И вот смотрю, ветки обломаны. Жди беды, – думаю. Вот тогда и пропали твои…

– А чего раньше не приходил.

– Духи не пускали.

И пес не залаял на якута. А когда уходил, сказал: «Я знаю, зачем ты это делаешь, мне духи сказали».

И вот пошел слушок: люди видели, как зверь выскакивал из дома Коры, навроде волка, но на двух ногах. А чего про волка заговорили? Так морда вытянутая была и оскал.

Бабка сказала: Сатана принял ее как невесту. Коре нужно будет лишь кровью окропить место его силы, – на лавинках, над рекой сделать порез на руке.

И тогда на лавтейке, в сенокос знак появился, в траве лежал пополам скошенный заяц. Кора сразу смекнула, в деревне ее кто-то ждет.

Собака и носом не повела, что чужой в доме. И правда, за домом прятался мудрушка, ряженый человек, из далеких мест. Она за ним, она его гонит, а он то исчезает, то появляется, но появляется там вдали, и тут же на крыльце сидит. Прогнала, а мудрушка опять сидит, как ни в чем не бывало.

Не человек то был. Кора знала, он предвестник, после него жди гостя. Было не страшно. Позора хлебнула, зря что ли?

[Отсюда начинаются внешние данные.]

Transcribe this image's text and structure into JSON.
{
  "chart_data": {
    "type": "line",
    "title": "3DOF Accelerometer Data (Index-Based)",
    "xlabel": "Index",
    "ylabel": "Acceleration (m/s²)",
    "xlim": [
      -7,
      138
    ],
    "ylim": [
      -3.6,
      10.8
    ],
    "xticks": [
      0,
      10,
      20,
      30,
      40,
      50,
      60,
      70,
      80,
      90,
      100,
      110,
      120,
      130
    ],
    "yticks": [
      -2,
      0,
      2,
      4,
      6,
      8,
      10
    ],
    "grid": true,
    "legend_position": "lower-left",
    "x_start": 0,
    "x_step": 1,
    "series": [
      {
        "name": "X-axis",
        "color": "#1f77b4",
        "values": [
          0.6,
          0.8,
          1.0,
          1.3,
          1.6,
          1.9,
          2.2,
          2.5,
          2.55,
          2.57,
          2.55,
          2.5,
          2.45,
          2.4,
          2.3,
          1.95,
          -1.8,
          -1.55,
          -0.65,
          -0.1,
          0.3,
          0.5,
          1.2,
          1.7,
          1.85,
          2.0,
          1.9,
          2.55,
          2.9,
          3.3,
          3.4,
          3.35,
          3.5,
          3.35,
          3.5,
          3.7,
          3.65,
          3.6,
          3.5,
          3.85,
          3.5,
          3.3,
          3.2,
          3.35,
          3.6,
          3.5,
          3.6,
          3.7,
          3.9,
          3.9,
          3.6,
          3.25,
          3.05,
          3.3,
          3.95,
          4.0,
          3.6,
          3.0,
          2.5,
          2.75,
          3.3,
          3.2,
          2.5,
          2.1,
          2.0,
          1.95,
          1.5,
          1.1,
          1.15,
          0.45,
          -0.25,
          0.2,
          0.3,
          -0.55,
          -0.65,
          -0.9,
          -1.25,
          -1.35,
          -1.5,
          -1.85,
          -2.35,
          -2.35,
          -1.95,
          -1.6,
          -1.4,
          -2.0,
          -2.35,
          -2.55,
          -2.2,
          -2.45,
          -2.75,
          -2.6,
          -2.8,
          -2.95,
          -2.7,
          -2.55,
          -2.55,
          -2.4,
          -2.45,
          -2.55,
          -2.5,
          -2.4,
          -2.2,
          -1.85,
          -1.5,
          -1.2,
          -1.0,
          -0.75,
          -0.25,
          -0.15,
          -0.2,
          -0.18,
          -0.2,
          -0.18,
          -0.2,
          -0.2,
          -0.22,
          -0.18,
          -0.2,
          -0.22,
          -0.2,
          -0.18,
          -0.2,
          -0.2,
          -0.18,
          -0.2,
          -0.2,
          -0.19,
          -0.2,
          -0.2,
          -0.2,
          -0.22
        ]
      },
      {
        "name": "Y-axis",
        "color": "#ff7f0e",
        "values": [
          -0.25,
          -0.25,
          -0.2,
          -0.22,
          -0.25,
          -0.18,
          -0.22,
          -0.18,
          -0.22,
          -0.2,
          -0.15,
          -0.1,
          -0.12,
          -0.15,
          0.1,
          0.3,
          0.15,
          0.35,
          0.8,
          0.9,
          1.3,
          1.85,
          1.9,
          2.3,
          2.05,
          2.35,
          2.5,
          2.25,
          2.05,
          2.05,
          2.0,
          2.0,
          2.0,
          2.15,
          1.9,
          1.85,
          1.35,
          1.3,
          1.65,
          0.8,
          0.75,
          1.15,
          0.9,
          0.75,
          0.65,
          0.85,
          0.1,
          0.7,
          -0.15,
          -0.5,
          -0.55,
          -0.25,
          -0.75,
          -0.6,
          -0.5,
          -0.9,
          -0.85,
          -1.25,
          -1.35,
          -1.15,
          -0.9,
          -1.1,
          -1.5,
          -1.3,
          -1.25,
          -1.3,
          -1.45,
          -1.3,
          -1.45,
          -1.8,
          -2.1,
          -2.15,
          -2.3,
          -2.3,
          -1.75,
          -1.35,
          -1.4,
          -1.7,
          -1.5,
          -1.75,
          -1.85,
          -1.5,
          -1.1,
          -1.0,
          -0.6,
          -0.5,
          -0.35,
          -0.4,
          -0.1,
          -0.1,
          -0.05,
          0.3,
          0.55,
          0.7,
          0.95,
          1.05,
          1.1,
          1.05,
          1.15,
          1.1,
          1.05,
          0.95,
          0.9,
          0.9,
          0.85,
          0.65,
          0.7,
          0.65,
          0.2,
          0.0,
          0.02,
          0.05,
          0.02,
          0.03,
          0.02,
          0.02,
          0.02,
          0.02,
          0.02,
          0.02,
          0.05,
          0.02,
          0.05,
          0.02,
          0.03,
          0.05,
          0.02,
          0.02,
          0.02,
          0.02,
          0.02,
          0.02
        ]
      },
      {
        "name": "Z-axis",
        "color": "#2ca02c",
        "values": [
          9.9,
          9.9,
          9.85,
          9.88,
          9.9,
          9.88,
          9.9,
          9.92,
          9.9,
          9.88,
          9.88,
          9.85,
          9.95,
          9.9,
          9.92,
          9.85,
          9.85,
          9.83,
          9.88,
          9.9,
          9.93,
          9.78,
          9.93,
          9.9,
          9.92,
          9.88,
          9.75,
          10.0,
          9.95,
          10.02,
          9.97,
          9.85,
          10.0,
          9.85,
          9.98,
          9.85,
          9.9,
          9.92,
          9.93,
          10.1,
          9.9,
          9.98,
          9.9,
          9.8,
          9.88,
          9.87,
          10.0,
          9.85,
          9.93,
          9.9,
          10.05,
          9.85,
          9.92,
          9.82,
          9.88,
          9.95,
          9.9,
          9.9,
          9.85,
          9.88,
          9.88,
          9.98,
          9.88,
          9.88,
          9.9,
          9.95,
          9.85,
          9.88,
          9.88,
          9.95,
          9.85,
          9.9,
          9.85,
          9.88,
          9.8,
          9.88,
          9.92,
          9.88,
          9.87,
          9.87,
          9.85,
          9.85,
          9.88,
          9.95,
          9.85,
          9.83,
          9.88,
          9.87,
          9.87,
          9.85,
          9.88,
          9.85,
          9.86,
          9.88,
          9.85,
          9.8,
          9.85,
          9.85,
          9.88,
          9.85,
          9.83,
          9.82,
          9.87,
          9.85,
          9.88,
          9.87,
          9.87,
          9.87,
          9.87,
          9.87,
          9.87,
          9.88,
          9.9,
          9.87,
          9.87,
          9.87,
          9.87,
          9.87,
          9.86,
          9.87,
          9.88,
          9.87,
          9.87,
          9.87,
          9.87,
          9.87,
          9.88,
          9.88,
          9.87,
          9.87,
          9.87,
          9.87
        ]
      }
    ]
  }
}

Ведала: в тумане нынешней осени, когда лиственницы сбросят хвою, гость даст о себе знать.

Кора, слышащая шепот

Однажды ночью начался пошепт, – Кора после бани, в рубахе широкой, белой, с розовыми коленями, только перед зеркалом волосы расчесала, как услышала тихий странный голос.

– Егор, ты?

Кора назвала имя мужа. Надрывный голос был таким, будто человек помирает или в хворобе давно осел.

– Шчо-то мне блазнит!

Кора чувствовала, что гость не покажет свою физическую сущность, свою личину, его присутствие будет обозначать лишь размытая тень на стене, но не знала она, как с ним разговаривать. Звала. Спрашивала. Тень не вышла из того угла, где скрылась.

Шорохи раздались на улице, хотя собака вроде бы не лаяла. Кора выбралась, прилипла к двери и наблюдала. Нет, она не дыгала, она чувствовала, творится что-то, да невидимое оно. Тут попалась на глаза кепка, так и есть, косой Касьян. Пошла, пошла, пошла, и наткнулась на то, что глазами лучше не видеть. От Касьяна оставались куски одежды, пропитанные кровью. Бес дал о себе знать.


И вот пришла другая ночь, а там и еще одна за ней, – шепоты посещали дом Коры, залетали с ветерком, утихали, возобновлялись и вновь прокрадывались через щели, дабы с тихим свистом улететь незнамо куда; другие шепоты влетали в открытую дверь, задерживались, причудливо переплетаясь, как плющ, и шурша по стенам. Казалось, каждый шорох приносил натужное дыхание тайги, пробуждаясь в пустоте ночи эхом давних зловещих легенд.

Кора научилась распознавать неясные, причудливые звуки, они будто рассказывали ее историю, отчего то усиливались при содрогании сосновых и еловых ветвей, переходили в зловещую симфонию шепота.

Кора догадалась, что открыла крышку в бездонную яму. Призраки к ней прорвались звуками многих неуспокоившихся душ, но ждала она только один шепот, отличила бы, появись он, да не появлялся же. Из тысяч звуков тайги отличила бы, даже после кружки настойки крепкой, продирающей нутро до низа живота.


Он прозвучал для нее. Кора услышала его, когда принимала от коровы теленка. Он оказался шелестом соломы, мягким и ненавязчивым. Пробежал и юркнул под подол широкой юбки. Повторился за скрипами ржавых петель и крючков на калитках, дверках хозяйского двора.

Ох и напугала же тогда коровенка Марта свою хозяйку. Корова суетилась, стала пугливой, будто приближается злой дух какой.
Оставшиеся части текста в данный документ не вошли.